Mein Schreiben. Täglich.

Teilen Sie mit mir unbeschwerte und schwere Gedanken in Prosa oder Lyrik und versuchen Sie, Grau in Blau zu verwandeln - unter welchem Himmel auch immer.

Mir fällt das oft selbst schwer genug...


Jahrestag eines Abschieds

∞  7 Juli 2014, 20:43


istockphoto.com/Devonyu

Noch zwei Stunden ist es hin – dann hat sich der Moment zum ersten Mal gejährt, als ich auf der Fähre stand, auf dem Heimweg vom Sterbebett meiner Mutter. Es war eine ruhig aufziehende Nacht, mit einer frischen Bise, die nicht nur von der Gischt und vom Fahrtwind der Fähre stammte, und ich fühlte den Wind im Gesicht, zog mir die Jacke zu und fragte mich, eingehüllt in die immer tiefgründigere innere Stille des langen Abschieds, dem diese Woche gewidmet war, ob es richtig war, jetzt hier zu stehen und nicht am Bett geblieben zu sein. Es war nur ein kurzer Moment der Panik, dem eine um so grössere Ruhe folgte. Ich wiederholte mir, unter welchem Sinn diese Woche für mich von Anfang an gestanden hatte, und ich sagte es mir so klar vor wie noch nie zuvor:

Meine schöne Aufgabe war es, sie gehen zu lassen und alles dafür zu tun, dass sie genau das tun konnte, was mich eben nicht mehr verletzen musste: Gehen zu dürfen. Sie hatte, wie unzählige Male zuvor, auch in diesem Fall für sich entschieden, ohne zu fragen. Eigenmächtig, eigennützig, selbstherrlich. Ja, das konnte ich alles so benennen, wenn ich es denn aus meiner Warte tun wollte. Aber in diesem Fall sah ich in ihrem Willen auch die Fortführung der eigenen Massstäbe – und darin eine auch zu bewundernde Konsequenz. Es gibt kaum Kinder, die so klar und sicher wie ich wissen konnten, wie meine Mutter über das Sterben und den Tod dachte – worüber sie auch zu reden bereit war, jederzeit. Ich fand bei Ihr in den letzten Jahren zu ihren Gedanken, in einer Art weichen Aufbruchs, der früher undenkbar gewesen wäre, und ich konnte so gar nicht anders, als zurück zu bleiben ohne Gram. Wir kommen allein und gehen allein – und ich werde niemals irgendwem vorhalten können, dass ich für ihn zu entscheiden befugt bin, wann es so weit sein soll.

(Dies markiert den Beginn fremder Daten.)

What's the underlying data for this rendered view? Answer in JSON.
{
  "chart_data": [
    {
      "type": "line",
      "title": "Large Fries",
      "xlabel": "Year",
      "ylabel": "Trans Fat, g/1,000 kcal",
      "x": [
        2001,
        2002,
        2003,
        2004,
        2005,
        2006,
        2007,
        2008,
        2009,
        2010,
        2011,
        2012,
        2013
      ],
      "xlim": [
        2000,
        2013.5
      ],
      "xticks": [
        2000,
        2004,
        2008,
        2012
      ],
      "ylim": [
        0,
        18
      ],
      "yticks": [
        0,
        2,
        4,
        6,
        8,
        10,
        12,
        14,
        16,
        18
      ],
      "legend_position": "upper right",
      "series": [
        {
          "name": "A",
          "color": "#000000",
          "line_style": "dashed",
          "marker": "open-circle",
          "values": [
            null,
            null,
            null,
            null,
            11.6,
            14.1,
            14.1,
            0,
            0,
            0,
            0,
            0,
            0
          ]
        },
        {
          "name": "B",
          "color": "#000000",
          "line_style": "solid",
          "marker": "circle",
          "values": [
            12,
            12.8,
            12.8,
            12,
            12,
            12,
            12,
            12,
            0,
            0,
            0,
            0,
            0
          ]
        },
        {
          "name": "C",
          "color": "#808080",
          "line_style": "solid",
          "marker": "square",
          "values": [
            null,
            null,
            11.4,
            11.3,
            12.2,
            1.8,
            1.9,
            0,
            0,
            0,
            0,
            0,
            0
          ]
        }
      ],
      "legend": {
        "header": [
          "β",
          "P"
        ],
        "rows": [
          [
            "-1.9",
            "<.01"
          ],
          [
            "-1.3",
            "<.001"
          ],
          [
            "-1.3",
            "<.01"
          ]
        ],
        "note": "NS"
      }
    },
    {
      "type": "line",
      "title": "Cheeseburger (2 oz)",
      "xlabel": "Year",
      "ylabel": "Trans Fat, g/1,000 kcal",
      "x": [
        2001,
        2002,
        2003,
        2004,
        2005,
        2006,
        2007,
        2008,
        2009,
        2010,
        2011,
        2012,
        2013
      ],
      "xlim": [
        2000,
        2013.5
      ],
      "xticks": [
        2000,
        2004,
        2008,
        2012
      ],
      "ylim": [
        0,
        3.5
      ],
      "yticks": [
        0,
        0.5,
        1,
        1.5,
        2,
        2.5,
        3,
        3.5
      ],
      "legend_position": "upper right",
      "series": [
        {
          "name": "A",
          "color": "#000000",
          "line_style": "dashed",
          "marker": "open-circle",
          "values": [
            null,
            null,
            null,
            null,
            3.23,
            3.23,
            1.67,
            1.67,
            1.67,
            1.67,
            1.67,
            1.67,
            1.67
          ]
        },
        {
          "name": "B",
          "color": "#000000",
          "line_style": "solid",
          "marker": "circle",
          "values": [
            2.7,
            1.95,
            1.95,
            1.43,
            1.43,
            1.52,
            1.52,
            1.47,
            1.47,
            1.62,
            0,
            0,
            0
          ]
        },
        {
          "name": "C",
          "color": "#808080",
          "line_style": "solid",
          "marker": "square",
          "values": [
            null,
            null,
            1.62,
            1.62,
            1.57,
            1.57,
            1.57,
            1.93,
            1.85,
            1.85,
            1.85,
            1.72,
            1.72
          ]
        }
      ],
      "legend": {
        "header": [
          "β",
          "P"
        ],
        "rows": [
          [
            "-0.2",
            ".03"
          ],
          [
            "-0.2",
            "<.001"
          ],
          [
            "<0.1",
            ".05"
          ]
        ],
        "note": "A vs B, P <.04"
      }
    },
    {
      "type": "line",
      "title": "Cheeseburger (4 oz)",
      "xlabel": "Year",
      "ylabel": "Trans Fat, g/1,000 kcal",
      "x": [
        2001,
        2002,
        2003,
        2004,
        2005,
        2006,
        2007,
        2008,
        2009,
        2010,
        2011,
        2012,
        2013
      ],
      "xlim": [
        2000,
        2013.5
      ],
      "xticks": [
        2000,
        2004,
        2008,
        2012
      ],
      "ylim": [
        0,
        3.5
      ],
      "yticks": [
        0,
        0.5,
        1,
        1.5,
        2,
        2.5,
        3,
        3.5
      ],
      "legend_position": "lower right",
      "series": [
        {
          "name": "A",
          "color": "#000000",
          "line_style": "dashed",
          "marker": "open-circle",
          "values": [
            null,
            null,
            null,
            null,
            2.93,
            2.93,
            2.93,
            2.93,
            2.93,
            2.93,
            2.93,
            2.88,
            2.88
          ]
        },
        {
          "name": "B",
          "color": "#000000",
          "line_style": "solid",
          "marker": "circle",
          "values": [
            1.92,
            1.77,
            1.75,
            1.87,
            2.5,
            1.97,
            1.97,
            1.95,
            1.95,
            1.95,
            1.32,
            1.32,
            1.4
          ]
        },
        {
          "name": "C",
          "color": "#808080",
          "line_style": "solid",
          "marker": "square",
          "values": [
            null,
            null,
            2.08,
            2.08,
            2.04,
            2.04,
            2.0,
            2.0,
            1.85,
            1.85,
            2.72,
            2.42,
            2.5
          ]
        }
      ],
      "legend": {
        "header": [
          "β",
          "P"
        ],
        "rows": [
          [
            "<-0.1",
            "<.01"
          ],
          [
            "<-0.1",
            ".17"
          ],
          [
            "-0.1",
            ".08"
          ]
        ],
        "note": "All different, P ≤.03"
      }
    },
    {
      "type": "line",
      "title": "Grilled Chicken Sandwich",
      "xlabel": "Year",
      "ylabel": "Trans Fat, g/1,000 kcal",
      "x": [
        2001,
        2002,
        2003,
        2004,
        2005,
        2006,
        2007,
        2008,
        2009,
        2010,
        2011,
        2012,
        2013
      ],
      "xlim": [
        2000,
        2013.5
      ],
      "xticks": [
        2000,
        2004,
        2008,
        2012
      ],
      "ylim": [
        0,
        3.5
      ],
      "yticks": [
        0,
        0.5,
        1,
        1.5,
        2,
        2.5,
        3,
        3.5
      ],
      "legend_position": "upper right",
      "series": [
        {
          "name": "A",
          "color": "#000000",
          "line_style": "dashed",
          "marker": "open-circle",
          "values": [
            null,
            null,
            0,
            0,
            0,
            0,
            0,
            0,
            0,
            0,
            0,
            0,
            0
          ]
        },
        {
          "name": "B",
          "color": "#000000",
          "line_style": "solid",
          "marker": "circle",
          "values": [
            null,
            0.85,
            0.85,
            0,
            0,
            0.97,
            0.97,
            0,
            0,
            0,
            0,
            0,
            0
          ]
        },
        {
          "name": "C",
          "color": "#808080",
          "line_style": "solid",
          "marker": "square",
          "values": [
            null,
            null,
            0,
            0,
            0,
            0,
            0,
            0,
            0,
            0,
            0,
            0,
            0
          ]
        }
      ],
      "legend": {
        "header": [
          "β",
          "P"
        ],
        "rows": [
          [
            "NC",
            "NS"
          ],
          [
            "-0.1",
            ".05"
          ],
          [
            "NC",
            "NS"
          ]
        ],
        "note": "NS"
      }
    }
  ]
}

Die wenigsten allerdings erfahren die Gnade, trotz oder gerade wegen einer Krankheit tatsächlich bestimmen zu dürfen, ob sie denn nun eine Behandlung noch wollen, oder nur eine palliative Begleitung. Meiner Mutter wurde das geschenkt, und sie ist in den Zug eingestiegen, der an ihrem Bahnhof hielt. Ohne zu fragen, ohne sich in der letzten Konsequenz gross mit uns zu besprechen. Aber diese Bemerkung ist rein rhetorisch. Was hätten wir denn wohl geantwortet? Eben. In der letzten Konsequenz bleibt uns für unsere Schritte die eigene Verantwortung. Sie werden uns aufgetragen, aufgezwungen oder angeboten. Aber wie wir uns stellen, und ob wir uns sperren oder eben nicht – das bleibt unser Recht zu entscheiden allein.

Wir haben unsere Mutter an jenem Abend allein gelassen, weil wir ganz bewusst alles vermeiden wollten, was ihr den letzten Schritt erschwert hätte, obwohl wir längst nur noch stille Abschiednehmer waren: Auf dem Bahnsteig stehend, die Türen verschlossen, die Abfahrt unvermeidlich, die Scheiben blind.

Wir konnten noch ins Leere winken, aber nichts mehr aufhalten, und genau darin liegt der eigentliche Frieden, den wir finden können.